Plants reduce city street pollution 8 times more than thought: Study

Trees, bushes and other greenery growing in the concrete-and-glass canyons of cities can reduce levels of two of the most worrisome air pollutants by eight times more than previously believed, a new study has revealed.

Thomas Pugh and colleagues explain that concentrations of nitrogen dioxide (NO2) and microscopic particulate matter (PM) – both of which can be harmful to human health – exceed safe levels on the streets of many cities.

Past research suggested that trees and other green plants could improve urban air quality by removing those pollutants from the air.

However, the improvement seemed to be small, a reduction of less than 5 percent.
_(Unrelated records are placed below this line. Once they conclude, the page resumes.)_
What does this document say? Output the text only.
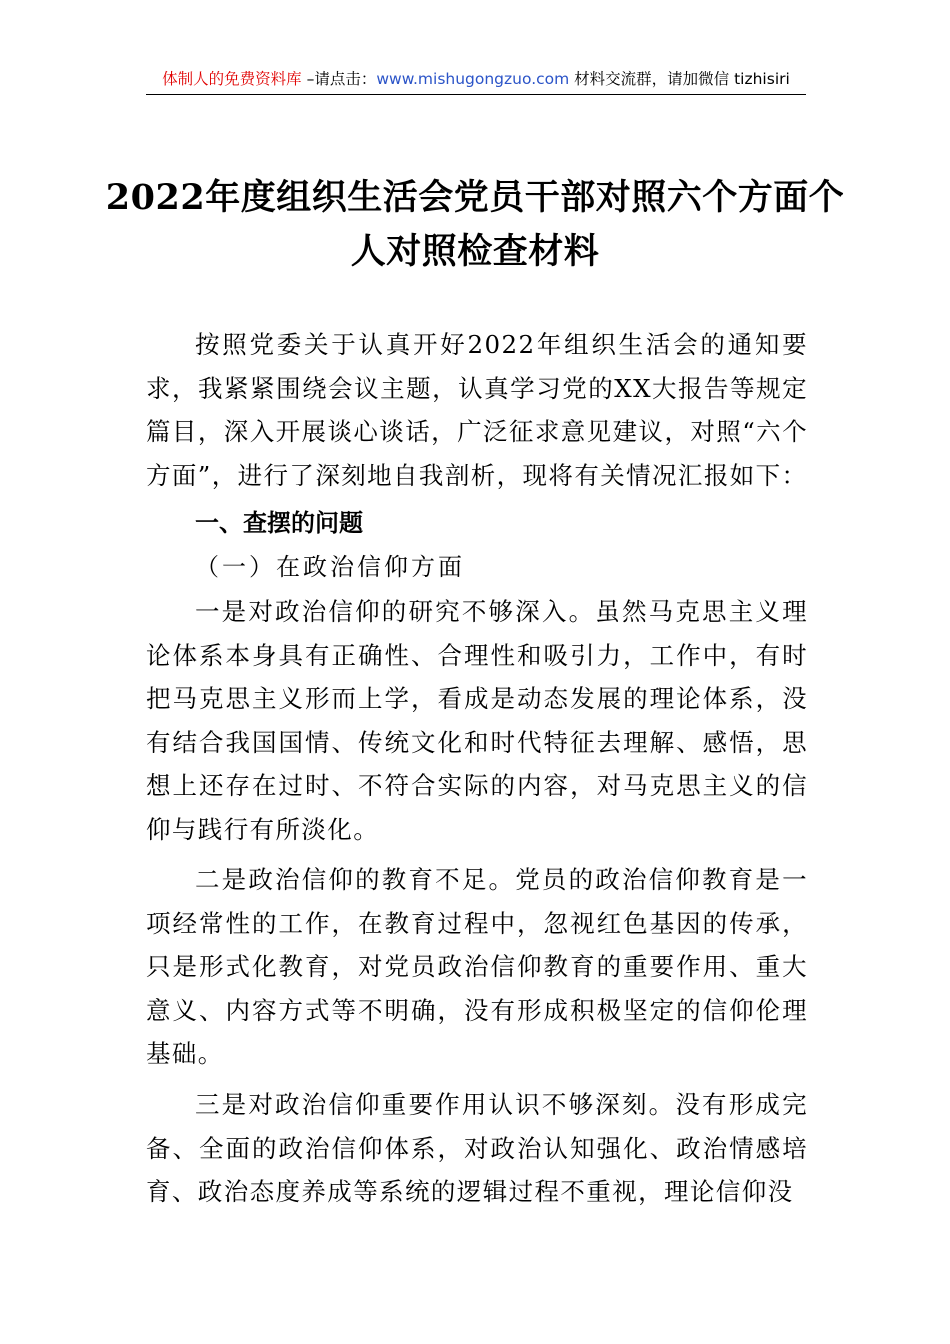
体制人的免费资料库 –请点击：www.mishugongzuo.com 材料交流群，请加微信 tizhisiri
2022年度组织生活会党员干部对照六个方面个人对照检查材料

按照党委关于认真开好2022年组织生活会的通知要求，我紧紧围绕会议主题，认真学习党的XX大报告等规定篇目，深入开展谈心谈话，广泛征求意见建议，对照“六个方面”，进行了深刻地自我剖析，现将有关情况汇报如下：

一、查摆的问题
（一）在政治信仰方面

一是对政治信仰的研究不够深入。虽然马克思主义理论体系本身具有正确性、合理性和吸引力，工作中，有时把马克思主义形而上学，看成是动态发展的理论体系，没有结合我国国情、传统文化和时代特征去理解、感悟，思想上还存在过时、不符合实际的内容，对马克思主义的信仰与践行有所淡化。

二是政治信仰的教育不足。党员的政治信仰教育是一项经常性的工作，在教育过程中，忽视红色基因的传承，只是形式化教育，对党员政治信仰教育的重要作用、重大意义、内容方式等不明确，没有形成积极坚定的信仰伦理基础。

三是对政治信仰重要作用认识不够深刻。没有形成完备、全面的政治信仰体系，对政治认知强化、政治情感培育、政治态度养成等系统的逻辑过程不重视，理论信仰没
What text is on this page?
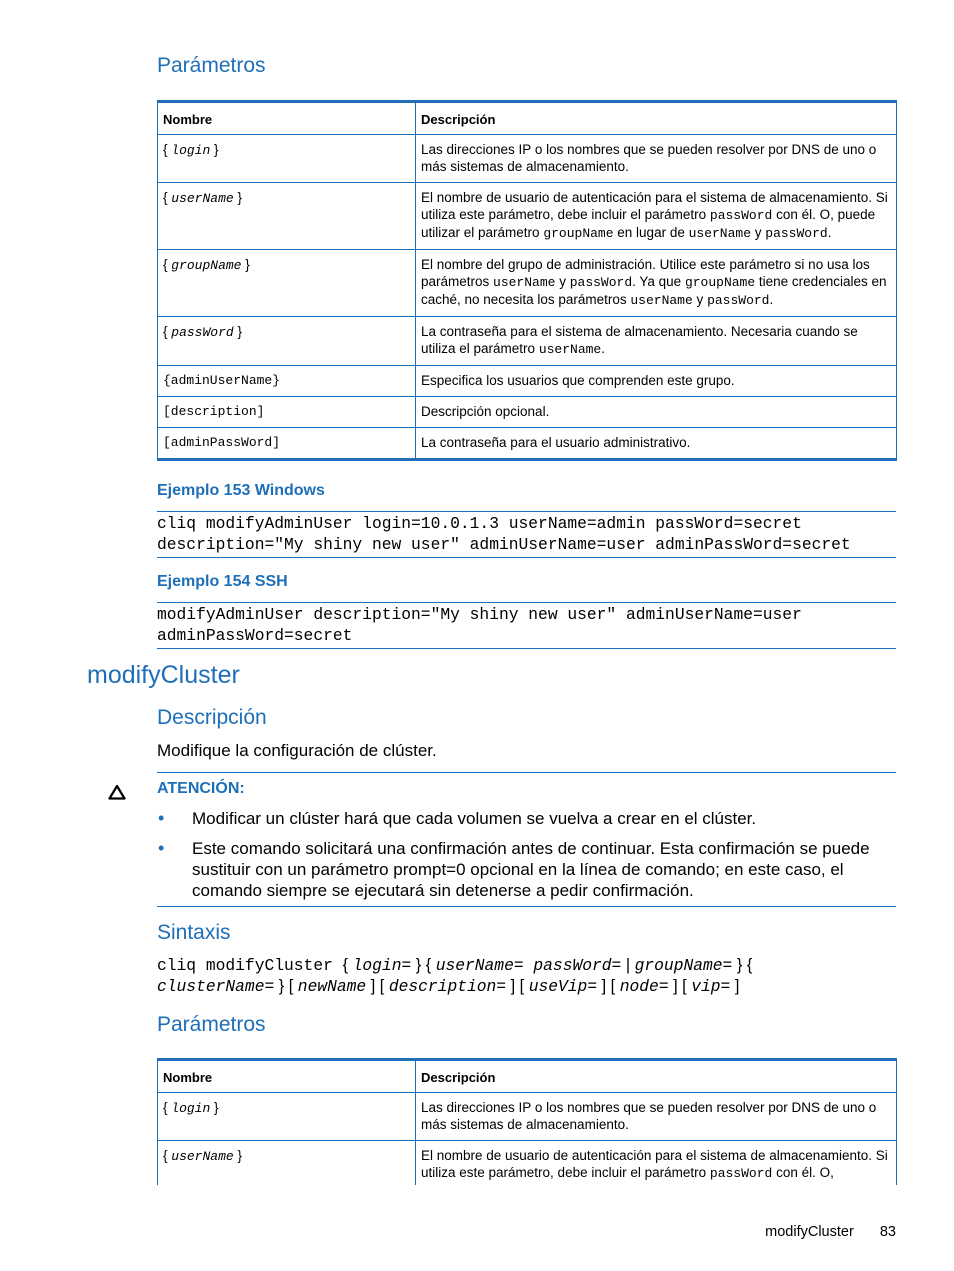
Parámetros
Nombre	Descripción
{ login }	Las direcciones IP o los nombres que se pueden resolver por DNS de uno o más sistemas de almacenamiento.
{ userName }	El nombre de usuario de autenticación para el sistema de almacenamiento. Si utiliza este parámetro, debe incluir el parámetro passWord con él. O, puede utilizar el parámetro groupName en lugar de userName y passWord.
{ groupName }	El nombre del grupo de administración. Utilice este parámetro si no usa los parámetros userName y passWord. Ya que groupName tiene credenciales en caché, no necesita los parámetros userName y passWord.
{ passWord }	La contraseña para el sistema de almacenamiento. Necesaria cuando se utiliza el parámetro userName.
{adminUserName}	Especifica los usuarios que comprenden este grupo.
[description]	Descripción opcional.
[adminPassWord]	La contraseña para el usuario administrativo.
Ejemplo 153 Windows
cliq modifyAdminUser login=10.0.1.3 userName=admin passWord=secret
description="My shiny new user" adminUserName=user adminPassWord=secret
Ejemplo 154 SSH
modifyAdminUser description="My shiny new user" adminUserName=user
adminPassWord=secret
modifyCluster
Descripción
Modifique la configuración de clúster.
ATENCIÓN:
• Modificar un clúster hará que cada volumen se vuelva a crear en el clúster.
• Este comando solicitará una confirmación antes de continuar. Esta confirmación se puede
sustituir con un parámetro prompt=0 opcional en la línea de comando; en este caso, el
comando siempre se ejecutará sin detenerse a pedir confirmación.
Sintaxis
cliq modifyCluster { login= } { userName= passWord= | groupName= } {
clusterName= } [ newName ] [ description= ] [ useVip= ] [ node= ] [ vip= ]
Parámetros
Nombre	Descripción
{ login }	Las direcciones IP o los nombres que se pueden resolver por DNS de uno o más sistemas de almacenamiento.
{ userName }	El nombre de usuario de autenticación para el sistema de almacenamiento. Si utiliza este parámetro, debe incluir el parámetro passWord con él. O,
modifyCluster 83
The new study sought a better understanding of the effects of green plants in the sometimes stagnant air of city streets, which the authors term “urban street canyons.”

The study concluded that judicious placement of grass, climbing ivy and other plants in urban canyons can reduce the concentration at street level of NO2 by as much as 40 percent and PM by 60 percent, much more than previously believed.

The authors even suggest building plant-covered “green billboards” in these urban canyons to increase the amount of foliage. Trees were also shown to be effective, but only if care is taken to avoid trapping pollutants beneath their crowns.

The study appears in the ACS journal Environmental Science and Technology.